Monitor QoS Profiles and Policer Statistics
You monitor the policer statistics for QoS policies, checking the packets per second (pps) policer configured for ICMP traffic towards the host. For more information, see Monitor Device Services.
To monitor QoS profiles:
- Select the Administration tab in the top menu bar.
- Select Appliances in the left menu bar.

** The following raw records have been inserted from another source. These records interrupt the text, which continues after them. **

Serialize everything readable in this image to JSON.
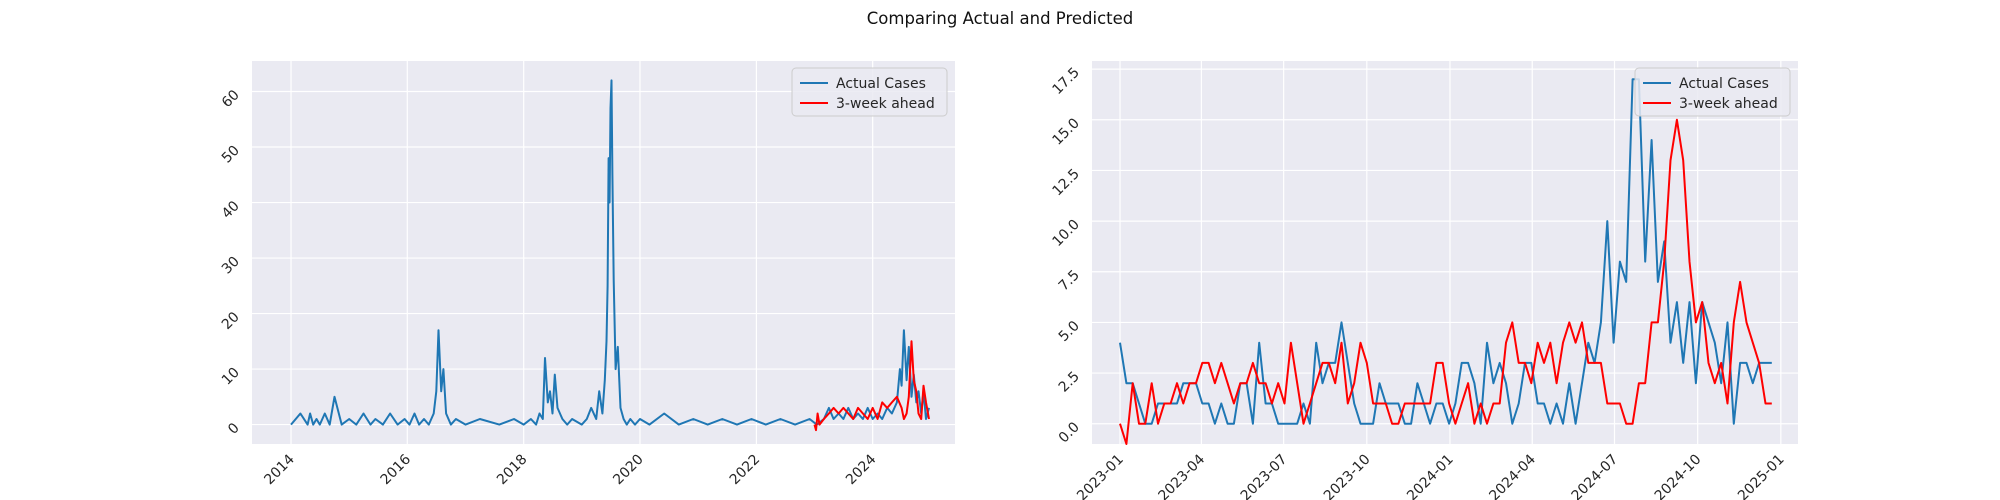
{
  "figure": {
    "suptitle": "Comparing Actual and Predicted"
  },
  "colors": {
    "actual": "#1f77b4",
    "predicted": "#ff0000",
    "axes_bg": "#eaeaf2",
    "grid": "#ffffff"
  },
  "chart_data": [
    {
      "type": "line",
      "x_type": "date",
      "grid": true,
      "legend": "top-right",
      "xlim": [
        "2013-05-01",
        "2025-06-01"
      ],
      "ylim": [
        -3.5,
        65.5
      ],
      "xticks": [
        "2014-01-01",
        "2016-01-01",
        "2018-01-01",
        "2020-01-01",
        "2022-01-01",
        "2024-01-01"
      ],
      "xtick_labels": [
        "2014",
        "2016",
        "2018",
        "2020",
        "2022",
        "2024"
      ],
      "yticks": [
        0,
        10,
        20,
        30,
        40,
        50,
        60
      ],
      "ytick_labels": [
        "0",
        "10",
        "20",
        "30",
        "40",
        "50",
        "60"
      ],
      "series": [
        {
          "name": "Actual Cases",
          "color": "#1f77b4",
          "x": [
            "2014-01-01",
            "2014-03-01",
            "2014-04-15",
            "2014-05-01",
            "2014-05-20",
            "2014-06-10",
            "2014-07-01",
            "2014-08-01",
            "2014-09-01",
            "2014-10-01",
            "2014-11-15",
            "2015-01-01",
            "2015-02-15",
            "2015-04-01",
            "2015-05-15",
            "2015-06-15",
            "2015-08-01",
            "2015-09-15",
            "2015-11-01",
            "2015-12-15",
            "2016-01-15",
            "2016-02-15",
            "2016-03-15",
            "2016-04-15",
            "2016-05-15",
            "2016-06-15",
            "2016-07-01",
            "2016-07-15",
            "2016-08-01",
            "2016-08-15",
            "2016-09-01",
            "2016-10-01",
            "2016-11-01",
            "2017-01-01",
            "2017-04-01",
            "2017-08-01",
            "2017-11-01",
            "2018-01-01",
            "2018-02-15",
            "2018-03-20",
            "2018-04-10",
            "2018-05-01",
            "2018-05-15",
            "2018-06-01",
            "2018-06-15",
            "2018-07-01",
            "2018-07-15",
            "2018-08-01",
            "2018-09-01",
            "2018-10-01",
            "2018-11-01",
            "2019-01-01",
            "2019-02-01",
            "2019-03-01",
            "2019-04-01",
            "2019-04-20",
            "2019-05-10",
            "2019-05-25",
            "2019-06-05",
            "2019-06-12",
            "2019-06-18",
            "2019-06-24",
            "2019-06-30",
            "2019-07-06",
            "2019-07-12",
            "2019-07-20",
            "2019-08-01",
            "2019-08-15",
            "2019-09-01",
            "2019-09-20",
            "2019-10-10",
            "2019-11-01",
            "2019-12-01",
            "2020-01-01",
            "2020-03-01",
            "2020-06-01",
            "2020-09-01",
            "2020-12-01",
            "2021-03-01",
            "2021-06-01",
            "2021-09-01",
            "2021-12-01",
            "2022-03-01",
            "2022-06-01",
            "2022-09-01",
            "2022-12-01",
            "2023-01-15",
            "2023-03-01",
            "2023-04-01",
            "2023-05-01",
            "2023-06-01",
            "2023-07-01",
            "2023-08-01",
            "2023-09-01",
            "2023-10-01",
            "2023-11-01",
            "2023-12-01",
            "2024-01-01",
            "2024-02-01",
            "2024-03-01",
            "2024-04-01",
            "2024-05-01",
            "2024-06-01",
            "2024-06-20",
            "2024-07-01",
            "2024-07-15",
            "2024-08-01",
            "2024-08-15",
            "2024-09-01",
            "2024-09-15",
            "2024-10-01",
            "2024-10-15",
            "2024-11-01",
            "2024-11-15",
            "2024-12-01",
            "2024-12-20"
          ],
          "y": [
            0,
            2,
            0,
            2,
            0,
            1,
            0,
            2,
            0,
            5,
            0,
            1,
            0,
            2,
            0,
            1,
            0,
            2,
            0,
            1,
            0,
            2,
            0,
            1,
            0,
            2,
            6,
            17,
            6,
            10,
            2,
            0,
            1,
            0,
            1,
            0,
            1,
            0,
            1,
            0,
            2,
            1,
            12,
            4,
            6,
            2,
            9,
            3,
            1,
            0,
            1,
            0,
            1,
            3,
            1,
            6,
            2,
            8,
            15,
            25,
            48,
            40,
            57,
            62,
            45,
            26,
            10,
            14,
            3,
            1,
            0,
            1,
            0,
            1,
            0,
            2,
            0,
            1,
            0,
            1,
            0,
            1,
            0,
            1,
            0,
            1,
            0,
            1,
            3,
            1,
            2,
            1,
            3,
            1,
            2,
            1,
            3,
            1,
            2,
            1,
            3,
            2,
            4,
            10,
            7,
            17,
            8,
            14,
            5,
            9,
            4,
            6,
            2,
            6,
            1,
            3
          ]
        },
        {
          "name": "3-week ahead",
          "color": "#ff0000",
          "x": [
            "2023-01-01",
            "2023-01-10",
            "2023-01-20",
            "2023-02-01",
            "2023-03-01",
            "2023-04-01",
            "2023-05-01",
            "2023-06-01",
            "2023-07-01",
            "2023-08-01",
            "2023-09-01",
            "2023-10-01",
            "2023-11-01",
            "2023-12-01",
            "2024-01-01",
            "2024-02-01",
            "2024-03-01",
            "2024-04-01",
            "2024-05-01",
            "2024-06-01",
            "2024-07-01",
            "2024-07-15",
            "2024-08-01",
            "2024-08-15",
            "2024-09-01",
            "2024-09-15",
            "2024-10-01",
            "2024-10-15",
            "2024-11-01",
            "2024-11-15",
            "2024-12-01",
            "2024-12-20"
          ],
          "y": [
            0,
            -1,
            2,
            0,
            1,
            2,
            3,
            2,
            3,
            2,
            1,
            3,
            2,
            1,
            3,
            1,
            4,
            3,
            4,
            5,
            3,
            1,
            2,
            5,
            15,
            8,
            6,
            2,
            1,
            7,
            4,
            1
          ]
        }
      ]
    },
    {
      "type": "line",
      "x_type": "date",
      "grid": true,
      "legend": "top-right",
      "xlim": [
        "2022-12-01",
        "2025-01-20"
      ],
      "ylim": [
        -1.0,
        17.9
      ],
      "xticks": [
        "2023-01-01",
        "2023-04-01",
        "2023-07-01",
        "2023-10-01",
        "2024-01-01",
        "2024-04-01",
        "2024-07-01",
        "2024-10-01",
        "2025-01-01"
      ],
      "xtick_labels": [
        "2023-01",
        "2023-04",
        "2023-07",
        "2023-10",
        "2024-01",
        "2024-04",
        "2024-07",
        "2024-10",
        "2025-01"
      ],
      "yticks": [
        0,
        2.5,
        5,
        7.5,
        10,
        12.5,
        15,
        17.5
      ],
      "ytick_labels": [
        "0.0",
        "2.5",
        "5.0",
        "7.5",
        "10.0",
        "12.5",
        "15.0",
        "17.5"
      ],
      "series": [
        {
          "name": "Actual Cases",
          "color": "#1f77b4",
          "x": [
            "2023-01-01",
            "2023-01-08",
            "2023-01-15",
            "2023-01-22",
            "2023-01-29",
            "2023-02-05",
            "2023-02-12",
            "2023-02-19",
            "2023-02-26",
            "2023-03-05",
            "2023-03-12",
            "2023-03-19",
            "2023-03-26",
            "2023-04-02",
            "2023-04-09",
            "2023-04-16",
            "2023-04-23",
            "2023-04-30",
            "2023-05-07",
            "2023-05-14",
            "2023-05-21",
            "2023-05-28",
            "2023-06-04",
            "2023-06-11",
            "2023-06-18",
            "2023-06-25",
            "2023-07-02",
            "2023-07-09",
            "2023-07-16",
            "2023-07-23",
            "2023-07-30",
            "2023-08-06",
            "2023-08-13",
            "2023-08-20",
            "2023-08-27",
            "2023-09-03",
            "2023-09-10",
            "2023-09-17",
            "2023-09-24",
            "2023-10-01",
            "2023-10-08",
            "2023-10-15",
            "2023-10-22",
            "2023-10-29",
            "2023-11-05",
            "2023-11-12",
            "2023-11-19",
            "2023-11-26",
            "2023-12-03",
            "2023-12-10",
            "2023-12-17",
            "2023-12-24",
            "2023-12-31",
            "2024-01-07",
            "2024-01-14",
            "2024-01-21",
            "2024-01-28",
            "2024-02-04",
            "2024-02-11",
            "2024-02-18",
            "2024-02-25",
            "2024-03-03",
            "2024-03-10",
            "2024-03-17",
            "2024-03-24",
            "2024-03-31",
            "2024-04-07",
            "2024-04-14",
            "2024-04-21",
            "2024-04-28",
            "2024-05-05",
            "2024-05-12",
            "2024-05-19",
            "2024-05-26",
            "2024-06-02",
            "2024-06-09",
            "2024-06-16",
            "2024-06-23",
            "2024-06-30",
            "2024-07-07",
            "2024-07-14",
            "2024-07-21",
            "2024-07-28",
            "2024-08-04",
            "2024-08-11",
            "2024-08-18",
            "2024-08-25",
            "2024-09-01",
            "2024-09-08",
            "2024-09-15",
            "2024-09-22",
            "2024-09-29",
            "2024-10-06",
            "2024-10-13",
            "2024-10-20",
            "2024-10-27",
            "2024-11-03",
            "2024-11-10",
            "2024-11-17",
            "2024-11-24",
            "2024-12-01",
            "2024-12-08",
            "2024-12-15",
            "2024-12-22"
          ],
          "y": [
            4,
            2,
            2,
            1,
            0,
            0,
            1,
            1,
            1,
            1,
            2,
            2,
            2,
            1,
            1,
            0,
            1,
            0,
            0,
            2,
            2,
            0,
            4,
            1,
            1,
            0,
            0,
            0,
            0,
            1,
            0,
            4,
            2,
            3,
            3,
            5,
            3,
            1,
            0,
            0,
            0,
            2,
            1,
            1,
            1,
            0,
            0,
            2,
            1,
            0,
            1,
            1,
            0,
            1,
            3,
            3,
            2,
            0,
            4,
            2,
            3,
            2,
            0,
            1,
            3,
            3,
            1,
            1,
            0,
            1,
            0,
            2,
            0,
            2,
            4,
            3,
            5,
            10,
            4,
            8,
            7,
            17,
            17,
            8,
            14,
            7,
            9,
            4,
            6,
            3,
            6,
            2,
            6,
            5,
            4,
            2,
            5,
            0,
            3,
            3,
            2,
            3,
            3,
            3
          ]
        },
        {
          "name": "3-week ahead",
          "color": "#ff0000",
          "x": [
            "2023-01-01",
            "2023-01-08",
            "2023-01-15",
            "2023-01-22",
            "2023-01-29",
            "2023-02-05",
            "2023-02-12",
            "2023-02-19",
            "2023-02-26",
            "2023-03-05",
            "2023-03-12",
            "2023-03-19",
            "2023-03-26",
            "2023-04-02",
            "2023-04-09",
            "2023-04-16",
            "2023-04-23",
            "2023-04-30",
            "2023-05-07",
            "2023-05-14",
            "2023-05-21",
            "2023-05-28",
            "2023-06-04",
            "2023-06-11",
            "2023-06-18",
            "2023-06-25",
            "2023-07-02",
            "2023-07-09",
            "2023-07-16",
            "2023-07-23",
            "2023-07-30",
            "2023-08-06",
            "2023-08-13",
            "2023-08-20",
            "2023-08-27",
            "2023-09-03",
            "2023-09-10",
            "2023-09-17",
            "2023-09-24",
            "2023-10-01",
            "2023-10-08",
            "2023-10-15",
            "2023-10-22",
            "2023-10-29",
            "2023-11-05",
            "2023-11-12",
            "2023-11-19",
            "2023-11-26",
            "2023-12-03",
            "2023-12-10",
            "2023-12-17",
            "2023-12-24",
            "2023-12-31",
            "2024-01-07",
            "2024-01-14",
            "2024-01-21",
            "2024-01-28",
            "2024-02-04",
            "2024-02-11",
            "2024-02-18",
            "2024-02-25",
            "2024-03-03",
            "2024-03-10",
            "2024-03-17",
            "2024-03-24",
            "2024-03-31",
            "2024-04-07",
            "2024-04-14",
            "2024-04-21",
            "2024-04-28",
            "2024-05-05",
            "2024-05-12",
            "2024-05-19",
            "2024-05-26",
            "2024-06-02",
            "2024-06-09",
            "2024-06-16",
            "2024-06-23",
            "2024-06-30",
            "2024-07-07",
            "2024-07-14",
            "2024-07-21",
            "2024-07-28",
            "2024-08-04",
            "2024-08-11",
            "2024-08-18",
            "2024-08-25",
            "2024-09-01",
            "2024-09-08",
            "2024-09-15",
            "2024-09-22",
            "2024-09-29",
            "2024-10-06",
            "2024-10-13",
            "2024-10-20",
            "2024-10-27",
            "2024-11-03",
            "2024-11-10",
            "2024-11-17",
            "2024-11-24",
            "2024-12-01",
            "2024-12-08",
            "2024-12-15",
            "2024-12-22"
          ],
          "y": [
            0,
            -1,
            2,
            0,
            0,
            2,
            0,
            1,
            1,
            2,
            1,
            2,
            2,
            3,
            3,
            2,
            3,
            2,
            1,
            2,
            2,
            3,
            2,
            2,
            1,
            2,
            1,
            4,
            2,
            0,
            1,
            2,
            3,
            3,
            2,
            4,
            1,
            2,
            4,
            3,
            1,
            1,
            1,
            0,
            0,
            1,
            1,
            1,
            1,
            1,
            3,
            3,
            1,
            0,
            1,
            2,
            0,
            1,
            0,
            1,
            1,
            4,
            5,
            3,
            3,
            2,
            4,
            3,
            4,
            2,
            4,
            5,
            4,
            5,
            3,
            3,
            3,
            1,
            1,
            1,
            0,
            0,
            2,
            2,
            5,
            5,
            8,
            13,
            15,
            13,
            8,
            5,
            6,
            3,
            2,
            3,
            1,
            5,
            7,
            5,
            4,
            3,
            1,
            1
          ]
        }
      ]
    }
  ]
}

- Select a device name in the main pane. The view changes to Appliance view.
- Select the Monitor tab in the top menu bar.
- Select the organization or tenant in the left menu bar.
- Select Networking > CoS, and click the QoS Policies tab.
- Select a policy from the drop-down list. The QoS policy statistics displays information such as the number of dropped packets and bytes.
Supported Software Information
Releases 20.2 and later support all content described in this article.